The output of the query is as follows:
The Product Price is shown for the explanation purpose. The Product price at Product category level does not really make any business sense.
The expected correct output for the above query is as follows:
To achieve the above output, we need to make the following changes to the model.
- Create the model with the Multidimensional property set to False, hence adding the default Projection node to the model.
- Add an aggregation node on the Analytic view to define the aggregation behavior.
- Set the Keep Flag property for all the attributes which defines the Exception aggregation criteria. In this case, the aggregation is expected to happen at Store, Product and Transaction date irrespective of the reporting granularity. The Keep flag will always add these columns in the group by clause even if they are not selected in the query. Please note that the added columns in aggregation will impact the performance as each column join is added to the resultset.

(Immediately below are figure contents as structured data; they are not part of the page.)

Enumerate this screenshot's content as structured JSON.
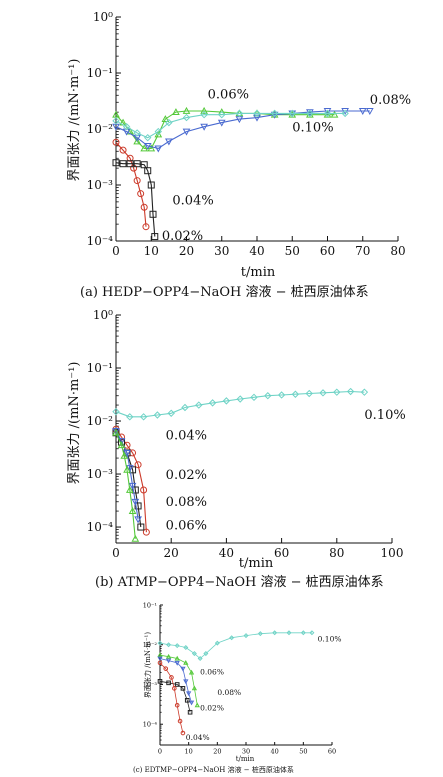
{
  "chart_data": [
    {
      "type": "scatter",
      "title": "",
      "caption": "(a) HEDP−OPP4−NaOH 溶液 − 桩西原油体系",
      "xlabel": "t/min",
      "ylabel": "界面张力 /(mN·m⁻¹)",
      "xlim": [
        0,
        80
      ],
      "ylim": [
        0.0001,
        1
      ],
      "y_scale": "log",
      "xticks": [
        0,
        10,
        20,
        30,
        40,
        50,
        60,
        70,
        80
      ],
      "xtick_labels": [
        "0",
        "10",
        "20",
        "30",
        "40",
        "50",
        "60",
        "70",
        "80"
      ],
      "yticks": [
        0.0001,
        0.001,
        0.01,
        0.1,
        1
      ],
      "ytick_labels": [
        "10⁻⁴",
        "10⁻³",
        "10⁻²",
        "10⁻¹",
        "10⁰"
      ],
      "series": [
        {
          "name": "0.06%",
          "color": "#55c93a",
          "marker": "triangle-up",
          "x": [
            0,
            2,
            4,
            6,
            8,
            10,
            12,
            14,
            17,
            20,
            25,
            30,
            35,
            40,
            45,
            50,
            55,
            60,
            62
          ],
          "y": [
            0.018,
            0.013,
            0.009,
            0.006,
            0.0045,
            0.0045,
            0.008,
            0.015,
            0.02,
            0.021,
            0.021,
            0.02,
            0.019,
            0.019,
            0.018,
            0.018,
            0.018,
            0.018,
            0.018
          ]
        },
        {
          "name": "0.08%",
          "color": "#4a6ad0",
          "marker": "triangle-down",
          "x": [
            0,
            3,
            6,
            9,
            12,
            15,
            20,
            25,
            30,
            35,
            40,
            45,
            50,
            55,
            60,
            65,
            70,
            72
          ],
          "y": [
            0.011,
            0.009,
            0.007,
            0.005,
            0.0045,
            0.006,
            0.009,
            0.011,
            0.013,
            0.015,
            0.016,
            0.018,
            0.019,
            0.02,
            0.021,
            0.021,
            0.021,
            0.021
          ]
        },
        {
          "name": "0.10%",
          "color": "#6fd3c6",
          "marker": "diamond",
          "x": [
            0,
            3,
            6,
            9,
            12,
            15,
            20,
            25,
            30,
            35,
            40,
            45,
            50,
            55,
            60,
            65
          ],
          "y": [
            0.014,
            0.011,
            0.0085,
            0.007,
            0.009,
            0.013,
            0.016,
            0.018,
            0.018,
            0.019,
            0.019,
            0.019,
            0.019,
            0.019,
            0.019,
            0.019
          ]
        },
        {
          "name": "0.04%",
          "color": "#cc3a2a",
          "marker": "circle",
          "x": [
            0,
            2,
            4,
            5,
            6,
            7,
            8,
            8.5
          ],
          "y": [
            0.0058,
            0.0042,
            0.003,
            0.002,
            0.0012,
            0.0007,
            0.0004,
            0.00018
          ]
        },
        {
          "name": "0.02%",
          "color": "#222222",
          "marker": "square",
          "x": [
            0,
            2,
            4,
            6,
            8,
            9,
            10,
            10.5,
            11
          ],
          "y": [
            0.0025,
            0.0024,
            0.0024,
            0.0024,
            0.0023,
            0.0018,
            0.001,
            0.0003,
            0.00012
          ]
        }
      ],
      "annotations": [
        {
          "text": "0.06%",
          "x": 26,
          "y": 0.035
        },
        {
          "text": "0.08%",
          "x": 72,
          "y": 0.028
        },
        {
          "text": "0.10%",
          "x": 50,
          "y": 0.009
        },
        {
          "text": "0.04%",
          "x": 16,
          "y": 0.00045
        },
        {
          "text": "0.02%",
          "x": 13,
          "y": 0.000105
        }
      ]
    },
    {
      "type": "scatter",
      "title": "",
      "caption": "(b) ATMP−OPP4−NaOH 溶液 − 桩西原油体系",
      "xlabel": "t/min",
      "ylabel": "界面张力 /(mN·m⁻¹)",
      "xlim": [
        0,
        100
      ],
      "ylim": [
        5e-05,
        1
      ],
      "y_scale": "log",
      "xticks": [
        0,
        20,
        40,
        60,
        80,
        100
      ],
      "xtick_labels": [
        "0",
        "20",
        "40",
        "60",
        "80",
        "100"
      ],
      "yticks": [
        0.0001,
        0.001,
        0.01,
        0.1,
        1
      ],
      "ytick_labels": [
        "10⁻⁴",
        "10⁻³",
        "10⁻²",
        "10⁻¹",
        "10⁰"
      ],
      "series": [
        {
          "name": "0.10%",
          "color": "#6fd3c6",
          "marker": "diamond",
          "x": [
            0,
            5,
            10,
            15,
            20,
            25,
            30,
            35,
            40,
            45,
            50,
            55,
            60,
            65,
            70,
            75,
            80,
            85,
            90
          ],
          "y": [
            0.015,
            0.012,
            0.012,
            0.013,
            0.014,
            0.018,
            0.02,
            0.022,
            0.024,
            0.026,
            0.028,
            0.03,
            0.031,
            0.032,
            0.033,
            0.034,
            0.035,
            0.036,
            0.035
          ]
        },
        {
          "name": "0.04%",
          "color": "#cc3a2a",
          "marker": "circle",
          "x": [
            0,
            2,
            4,
            6,
            8,
            10,
            11
          ],
          "y": [
            0.007,
            0.005,
            0.0035,
            0.0025,
            0.0015,
            0.0005,
            8e-05
          ]
        },
        {
          "name": "0.02%",
          "color": "#222222",
          "marker": "square",
          "x": [
            0,
            2,
            4,
            6,
            7,
            8,
            9
          ],
          "y": [
            0.006,
            0.004,
            0.0025,
            0.0012,
            0.0005,
            0.00025,
            0.0001
          ]
        },
        {
          "name": "0.08%",
          "color": "#4a6ad0",
          "marker": "triangle-down",
          "x": [
            0,
            2,
            4,
            5,
            6,
            7,
            8
          ],
          "y": [
            0.0065,
            0.0042,
            0.0025,
            0.0013,
            0.0006,
            0.0003,
            0.00014
          ]
        },
        {
          "name": "0.06%",
          "color": "#55c93a",
          "marker": "triangle-up",
          "x": [
            0,
            2,
            3,
            4,
            5,
            6,
            7
          ],
          "y": [
            0.006,
            0.0035,
            0.0022,
            0.0012,
            0.0005,
            0.0002,
            6e-05
          ]
        }
      ],
      "annotations": [
        {
          "text": "0.10%",
          "x": 90,
          "y": 0.011
        },
        {
          "text": "0.04%",
          "x": 18,
          "y": 0.0045
        },
        {
          "text": "0.02%",
          "x": 18,
          "y": 0.0008
        },
        {
          "text": "0.08%",
          "x": 18,
          "y": 0.00025
        },
        {
          "text": "0.06%",
          "x": 18,
          "y": 9e-05
        }
      ]
    },
    {
      "type": "scatter",
      "title": "",
      "caption": "(c) EDTMP−OPP4−NaOH 溶液 − 桩西原油体系",
      "xlabel": "t/min",
      "ylabel": "界面张力 /(mN·m⁻¹)",
      "xlim": [
        0,
        60
      ],
      "ylim": [
        3e-05,
        0.1
      ],
      "y_scale": "log",
      "xticks": [
        0,
        10,
        20,
        30,
        40,
        50,
        60
      ],
      "xtick_labels": [
        "0",
        "10",
        "20",
        "30",
        "40",
        "50",
        "60"
      ],
      "yticks": [
        0.0001,
        0.001,
        0.01,
        0.1
      ],
      "ytick_labels": [
        "10⁻⁴",
        "10⁻³",
        "10⁻²",
        "10⁻¹"
      ],
      "series": [
        {
          "name": "0.10%",
          "color": "#6fd3c6",
          "marker": "diamond",
          "x": [
            0,
            3,
            6,
            9,
            12,
            14,
            16,
            20,
            25,
            30,
            35,
            40,
            45,
            50,
            53
          ],
          "y": [
            0.011,
            0.01,
            0.0095,
            0.0085,
            0.006,
            0.0045,
            0.006,
            0.011,
            0.015,
            0.017,
            0.019,
            0.02,
            0.02,
            0.02,
            0.02
          ]
        },
        {
          "name": "0.06%",
          "color": "#55c93a",
          "marker": "triangle-up",
          "x": [
            0,
            3,
            6,
            9,
            11,
            12,
            13
          ],
          "y": [
            0.0055,
            0.005,
            0.0045,
            0.0035,
            0.002,
            0.0008,
            0.0003
          ]
        },
        {
          "name": "0.08%",
          "color": "#4a6ad0",
          "marker": "triangle-down",
          "x": [
            0,
            3,
            6,
            8,
            9,
            10,
            11
          ],
          "y": [
            0.0045,
            0.004,
            0.0035,
            0.0025,
            0.0012,
            0.0006,
            0.00035
          ]
        },
        {
          "name": "0.02%",
          "color": "#222222",
          "marker": "square",
          "x": [
            0,
            3,
            6,
            8,
            9.5,
            10.5
          ],
          "y": [
            0.0012,
            0.0011,
            0.001,
            0.0008,
            0.0004,
            0.0002
          ]
        },
        {
          "name": "0.04%",
          "color": "#cc3a2a",
          "marker": "circle",
          "x": [
            0,
            2,
            4,
            5,
            6,
            7,
            8
          ],
          "y": [
            0.0035,
            0.0025,
            0.0015,
            0.0008,
            0.0003,
            0.00012,
            6e-05
          ]
        }
      ],
      "annotations": [
        {
          "text": "0.10%",
          "x": 55,
          "y": 0.012
        },
        {
          "text": "0.06%",
          "x": 14,
          "y": 0.0018
        },
        {
          "text": "0.08%",
          "x": 20,
          "y": 0.00055
        },
        {
          "text": "0.02%",
          "x": 14,
          "y": 0.00022
        },
        {
          "text": "0.04%",
          "x": 9,
          "y": 4e-05
        }
      ]
    }
  ]
}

- Define the Calculated KF for Net Sales in the Aggregation node. The calculation remains same as shown in the earlier screenshot.
The query executed on this model will result in the required output.
Well, now that works as expected.. 🙂
Please note that this implementation has performance impacts. If we look into the visual execution plans for both the queries, then we can see that the second query includes all the columns in the SELECT statement along with all the columns with Keep flag property set to true.
Execution for the first query on ZGCV_PROD_SALES looks something like:
The execution plan shows only those columns required in the SELECT statement.
Execution for the second query on ZGVC_PROD_SALES_EXCP_AGGR (with Exception aggregation) looks like:
As we can see from the execution plan above, the performance gets impacted due to additional column joins resulting in higher data volume, 20 rows, being passed from one engine to another, as compared to 3 rows in the earlier execution. The generated resultset depends upon the granularity specified with the Keep flag setting.
As mentioned earlier, the better option is to have such values persisted in the database. In case, due to complex business or technical requirements such persistence is not feasible, then the above option should work fine. But at the cost of some performance impact.
All the comments, suggestions, discussions are most welcome. 🙂